9/11 Memorial. No time for forgetting while we're on our journey home.

Day 144: My oldest daughter, her husband, and her little girl just began a summer internship in Washington D.C. What an amazing opportunity to experience Memorial Day among our many national monuments and memorials. With so much history to learn from each one, I hope they take the whole summer to explore each and make each part of their journey.

When this same daughter was in high school, my husband and I chaperoned her school choir trip to New York City. Amongst all the musical fun, we made a sobering stop at the 9/11 Memorial. The museum wasn’t yet complete, but the memorial was finished. It was quiet. I still remember the rushing of the water in the fountains. These young people needed an explanation, because they were too young to remember the tragedy. And even after explanations, it was difficult for them to fathom the loss.


They gathered into a circle on the sidewalk, facing inward, and began to sing an American camp song to each other - quietly - in remembrance.


Oh, I really do believe

That just before the end of time

We will hear the angels singing in that morning.

Rise, oh mothers rise, let’s go meet ‘em in the skies.

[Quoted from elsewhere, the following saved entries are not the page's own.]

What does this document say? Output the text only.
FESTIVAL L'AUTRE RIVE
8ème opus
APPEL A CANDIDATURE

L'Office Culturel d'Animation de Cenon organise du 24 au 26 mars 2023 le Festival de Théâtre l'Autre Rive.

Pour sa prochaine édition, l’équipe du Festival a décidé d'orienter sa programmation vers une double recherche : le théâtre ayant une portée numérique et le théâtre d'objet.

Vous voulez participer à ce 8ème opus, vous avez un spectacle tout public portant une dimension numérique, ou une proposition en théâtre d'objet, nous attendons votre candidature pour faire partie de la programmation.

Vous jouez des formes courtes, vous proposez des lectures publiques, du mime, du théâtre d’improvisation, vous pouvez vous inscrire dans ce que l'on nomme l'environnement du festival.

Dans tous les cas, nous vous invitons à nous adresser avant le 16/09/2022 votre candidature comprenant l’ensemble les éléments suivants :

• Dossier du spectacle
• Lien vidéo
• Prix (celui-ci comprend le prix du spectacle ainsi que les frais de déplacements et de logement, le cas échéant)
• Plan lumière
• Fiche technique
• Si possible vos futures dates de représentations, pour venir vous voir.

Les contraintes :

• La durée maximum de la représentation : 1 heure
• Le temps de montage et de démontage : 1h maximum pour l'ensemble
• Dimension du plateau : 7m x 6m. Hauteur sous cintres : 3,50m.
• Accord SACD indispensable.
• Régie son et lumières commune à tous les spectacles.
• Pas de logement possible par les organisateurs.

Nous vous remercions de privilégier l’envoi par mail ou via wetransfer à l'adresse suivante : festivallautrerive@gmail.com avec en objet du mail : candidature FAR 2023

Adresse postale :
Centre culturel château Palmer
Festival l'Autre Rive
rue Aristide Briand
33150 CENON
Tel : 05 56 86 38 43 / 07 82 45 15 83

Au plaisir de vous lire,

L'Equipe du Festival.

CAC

We will hear the angels singing in that morning.

No time to tarry here,

No time to wait for you,

No time to tarry here,

For I’m on my journey home.


A beautiful thing happened. The other visitors moved closer in order to hear. And then they moved closer, still. Others gathered. And for 8 minutes, those choir students made a memory - a living memorial of their own. Tears rushed. People quietly recorded the moment. I’ll never forget the feeling.

It was the same feeling I felt, several years later, when I returned with my youngest daughter and visited the finished museum. It was the feeling I felt as I stood in Yad Vashem, the Holocaust Museum in Jerusalem. And at Pearl Harbor. At each of the monuments at the National Mall.

My hope is that we make these memorials a part of our journey. Pieces of our past. So that the people they memorialize will never be forgotten. There is no time to forget while we're on our journey home.